TDOT was out pre-treating state roads and interstates Sunday, but county road department officials said they're waiting for the snow to stick, and that pre-treating roads can sometimes be a bit of a waste if the pavement gets wet before the snow hits.
Bradley County Road Department was busy getting vehicles ready to fight ice Monday afternoon.
"We're about ready as we can get for it," said Tom Collins, road superintendent.
Since Monday's snow was melting as it hit the ground, Collins said there was no need for trucks to hit the roads.
"If you're going to have a snow where it's going to be raining before it snows, then it can be a waste in that situation," said Collins.
He said crews were waiting for temperatures to fall below freezing.
"It's not going to be a problem until the temperature drops down to freezing or below."
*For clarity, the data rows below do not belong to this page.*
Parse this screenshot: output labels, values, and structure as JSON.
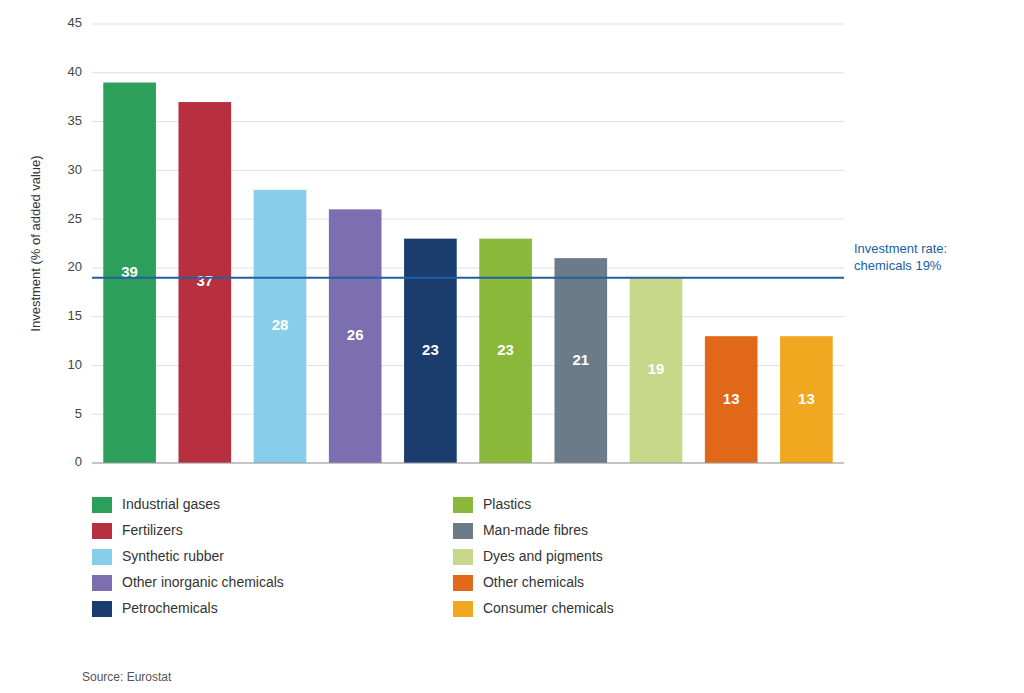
{
  "chart_data": {
    "type": "bar",
    "categories": [
      "Industrial gases",
      "Fertilizers",
      "Synthetic rubber",
      "Other inorganic chemicals",
      "Petrochemicals",
      "Plastics",
      "Man-made fibres",
      "Dyes and pigments",
      "Other chemicals",
      "Consumer chemicals"
    ],
    "values": [
      39,
      37,
      28,
      26,
      23,
      23,
      21,
      19,
      13,
      13
    ],
    "colors": [
      "#2ca05a",
      "#b83040",
      "#87ceeb",
      "#7b6faf",
      "#1a3d6e",
      "#8ab83a",
      "#6b7b8a",
      "#c8d88a",
      "#e06818",
      "#f0a820"
    ],
    "y_label": "Investment (% of added value)",
    "ylim": [
      0,
      45
    ],
    "yticks": [
      0,
      5,
      10,
      15,
      20,
      25,
      30,
      35,
      40,
      45
    ],
    "grid": true,
    "data_labels": true,
    "tick_labels": "y",
    "legend": "bottom",
    "annotations": [
      {
        "text": "Investment rate:\nchemicals 19%",
        "y": 19,
        "color": "#2060a0"
      }
    ],
    "source": "Source: Eurostat"
  }
}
If temps don't fall much lower than that, Collins said the salt should work better than it did during the snow even several weeks ago.
"You have a little bit of timeframe [after freezing temperatures hit] because the asphalt is holding a little heat in it."
"There wasn't nothin' on the roads, it was good," driver, Judy Gentry said of Monday's roads.
Gentry drove from Charleston to Cooke's Food Store in Cleveland, but she wasn't making a mad dash for the milk and bread. The only item on her list: sour cream for chili during the upcoming forecasted snow storm.
"Just staying at home, bundled up," she said.
Gentry has the right idea, according to the road department. Collins urges folks to stay home during inclement weather. When slick roads are clear of cars, he said it's easier for crews to more efficiently clear out any snow.